A wave of dark aether broke through the barricade, picking Tayel up and heaving her through the air. She crashed into the ground, skidding along the grass for yards until stopping. Cold mud caked her arms and pants, and her body ached. Her muscles twitched groggily at her directive to move, but her mind raced.
The Rokkir laughed. Tayel craned her throbbing neck. A wall of aether cascaded forward. Her body seized with terror, and the darkness crunched into her, picking her off the ground and tossing her to the edge of the trees. She landed with a thud , and the mag baton slipped from her grip.
She opened her mouth, struggled to breathe, but the air wouldn’t come. She rolled onto her hands and knees, and a little breath sucked in. Her vision blurred. Her hand moved to her throat, a pointless attempt to open her airway from the outside. The grass spun, a twirl of pale green strings.
A sharp, squawking cry cut through the haze. “Tayel!”
Jace screamed from the ship. Its engines revved, a booming roar over his cries.

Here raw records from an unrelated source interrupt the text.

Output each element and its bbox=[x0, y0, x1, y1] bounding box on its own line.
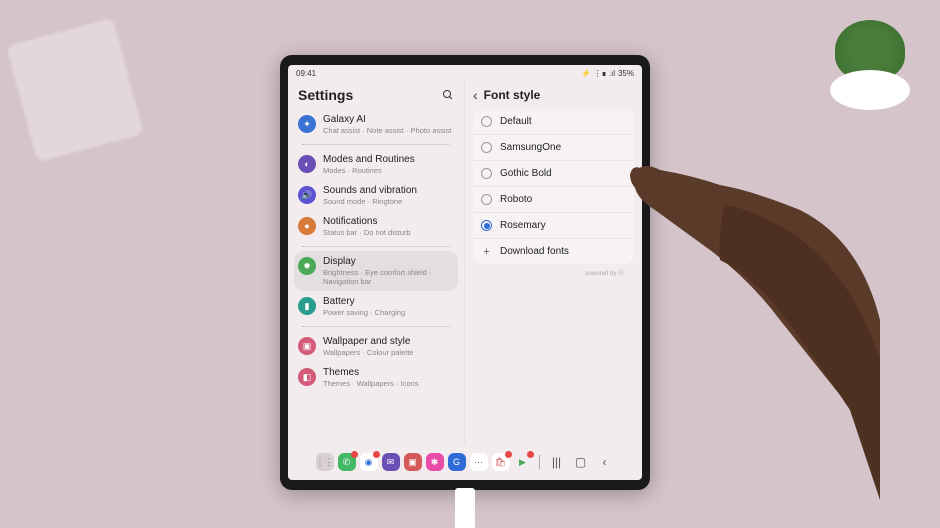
dock-app-4[interactable]: ▣ bbox=[404, 453, 422, 471]
tablet-screen: 09:41 ⚡ ⋮∎ .ıl 35% Settings ✦ Galaxy AICh… bbox=[288, 65, 642, 480]
dock-app-1[interactable]: ✆ bbox=[338, 453, 356, 471]
nav-back[interactable]: ‹ bbox=[595, 455, 615, 469]
radio-icon bbox=[481, 116, 492, 127]
setting-label: Wallpaper and style bbox=[323, 336, 454, 348]
badge-icon bbox=[505, 451, 512, 458]
setting-sub: Chat assist · Note assist · Photo assist bbox=[323, 126, 454, 135]
font-option-default[interactable]: Default bbox=[473, 109, 634, 135]
setting-label: Display bbox=[323, 256, 454, 268]
badge-icon bbox=[351, 451, 358, 458]
settings-item-themes[interactable]: ◧ ThemesThemes · Wallpapers · Icons bbox=[294, 362, 458, 393]
status-signal: ⚡ ⋮∎ .ıl bbox=[581, 69, 615, 78]
font-label: SamsungOne bbox=[500, 142, 561, 153]
tablet-device: 09:41 ⚡ ⋮∎ .ıl 35% Settings ✦ Galaxy AICh… bbox=[280, 55, 650, 490]
dock-app-3[interactable]: ✉ bbox=[382, 453, 400, 471]
nav-dock: ⋮⋮✆◉✉▣✱G⋯🛍▶ ||| ▢ ‹ bbox=[288, 444, 642, 480]
dock-app-5[interactable]: ✱ bbox=[426, 453, 444, 471]
nav-recent[interactable]: ||| bbox=[547, 455, 567, 469]
radio-icon bbox=[481, 194, 492, 205]
nav-home[interactable]: ▢ bbox=[571, 455, 591, 469]
back-icon[interactable]: ‹ bbox=[473, 87, 478, 103]
setting-label: Galaxy AI bbox=[323, 114, 454, 126]
setting-icon: ✹ bbox=[298, 257, 316, 275]
detail-title: Font style bbox=[484, 88, 541, 102]
settings-item-battery[interactable]: ▮ BatteryPower saving · Charging bbox=[294, 291, 458, 322]
status-time: 09:41 bbox=[296, 69, 316, 78]
setting-sub: Themes · Wallpapers · Icons bbox=[323, 379, 454, 388]
divider bbox=[302, 326, 450, 327]
search-icon[interactable] bbox=[442, 89, 454, 101]
font-label: Default bbox=[500, 116, 532, 127]
desk-prism bbox=[6, 18, 143, 162]
font-label: Gothic Bold bbox=[500, 168, 552, 179]
detail-pane: ‹ Font style Default SamsungOne Gothic Bol… bbox=[465, 81, 642, 444]
desk-plant bbox=[820, 10, 920, 110]
radio-icon bbox=[481, 142, 492, 153]
font-option-roboto[interactable]: Roboto bbox=[473, 187, 634, 213]
badge-icon bbox=[373, 451, 380, 458]
divider bbox=[302, 144, 450, 145]
dock-app-7[interactable]: ⋯ bbox=[470, 453, 488, 471]
setting-label: Modes and Routines bbox=[323, 154, 454, 166]
setting-label: Sounds and vibration bbox=[323, 185, 454, 197]
settings-item-notifications[interactable]: ● NotificationsStatus bar · Do not distur… bbox=[294, 211, 458, 242]
setting-icon: ▣ bbox=[298, 337, 316, 355]
settings-item-modes-and-routines[interactable]: ◐ Modes and RoutinesModes · Routines bbox=[294, 149, 458, 180]
setting-sub: Sound mode · Ringtone bbox=[323, 197, 454, 206]
setting-icon: 🔊 bbox=[298, 186, 316, 204]
settings-item-galaxy-ai[interactable]: ✦ Galaxy AIChat assist · Note assist · Ph… bbox=[294, 109, 458, 140]
nav-separator bbox=[539, 455, 540, 469]
setting-icon: ▮ bbox=[298, 297, 316, 315]
plus-icon: + bbox=[481, 246, 492, 257]
font-options-list: Default SamsungOne Gothic Bold Roboto Rosema… bbox=[473, 109, 634, 264]
font-label: Roboto bbox=[500, 194, 532, 205]
font-option-rosemary[interactable]: Rosemary bbox=[473, 213, 634, 239]
setting-sub: Status bar · Do not disturb bbox=[323, 228, 454, 237]
setting-sub: Brightness · Eye comfort shield · Naviga… bbox=[323, 268, 454, 286]
usb-cable bbox=[455, 488, 475, 528]
dock-app-2[interactable]: ◉ bbox=[360, 453, 378, 471]
settings-list: ✦ Galaxy AIChat assist · Note assist · Ph… bbox=[288, 109, 464, 444]
font-label: Rosemary bbox=[500, 220, 546, 231]
settings-item-wallpaper-and-style[interactable]: ▣ Wallpaper and styleWallpapers · Colour … bbox=[294, 331, 458, 362]
setting-sub: Modes · Routines bbox=[323, 166, 454, 175]
dock-app-0[interactable]: ⋮⋮ bbox=[316, 453, 334, 471]
font-option-gothic-bold[interactable]: Gothic Bold bbox=[473, 161, 634, 187]
settings-pane: Settings ✦ Galaxy AIChat assist · Note as… bbox=[288, 81, 465, 444]
radio-icon bbox=[481, 168, 492, 179]
status-bar: 09:41 ⚡ ⋮∎ .ıl 35% bbox=[288, 65, 642, 81]
setting-icon: ◐ bbox=[298, 155, 316, 173]
divider bbox=[302, 246, 450, 247]
setting-label: Notifications bbox=[323, 216, 454, 228]
setting-sub: Wallpapers · Colour palette bbox=[323, 348, 454, 357]
font-option-samsungone[interactable]: SamsungOne bbox=[473, 135, 634, 161]
setting-icon: ● bbox=[298, 217, 316, 235]
setting-icon: ✦ bbox=[298, 115, 316, 133]
radio-icon bbox=[481, 220, 492, 231]
powered-by: powered by ⓜ bbox=[473, 264, 634, 281]
dock-app-9[interactable]: ▶ bbox=[514, 453, 532, 471]
settings-item-sounds-and-vibration[interactable]: 🔊 Sounds and vibrationSound mode · Ringto… bbox=[294, 180, 458, 211]
status-battery: 35% bbox=[618, 69, 634, 78]
download-fonts[interactable]: + Download fonts bbox=[473, 239, 634, 264]
badge-icon bbox=[527, 451, 534, 458]
setting-label: Battery bbox=[323, 296, 454, 308]
settings-item-display[interactable]: ✹ DisplayBrightness · Eye comfort shield … bbox=[294, 251, 458, 291]
settings-title: Settings bbox=[298, 87, 353, 103]
setting-label: Themes bbox=[323, 367, 454, 379]
dock-app-8[interactable]: 🛍 bbox=[492, 453, 510, 471]
download-label: Download fonts bbox=[500, 246, 569, 257]
dock-app-6[interactable]: G bbox=[448, 453, 466, 471]
setting-icon: ◧ bbox=[298, 368, 316, 386]
setting-sub: Power saving · Charging bbox=[323, 308, 454, 317]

Tayel grit her teeth. She tried to move her arms, but they had become jelly. Something hard kicked her over, face toward the sky. The Rokkir planted her foot on Tayel’s gut, pressing. The cartilage around the woman’s beak lifted into a smile.
“Oh, you’re Tayel.” She whistled a short, eerie tune. “Ruxbane wants you alive?” She cocked her head like she was contemplating the idea. Her eye ridges narrowed, her smile widened, and she gathered the aether to her.
No. Tayel clawed at the grass. She thought of her mom, and Jace, and Fehn, and Shy and all the things she hadn’t done, the Rokkir she hadn’t stopped. Her eyes darted, searching for her weapon.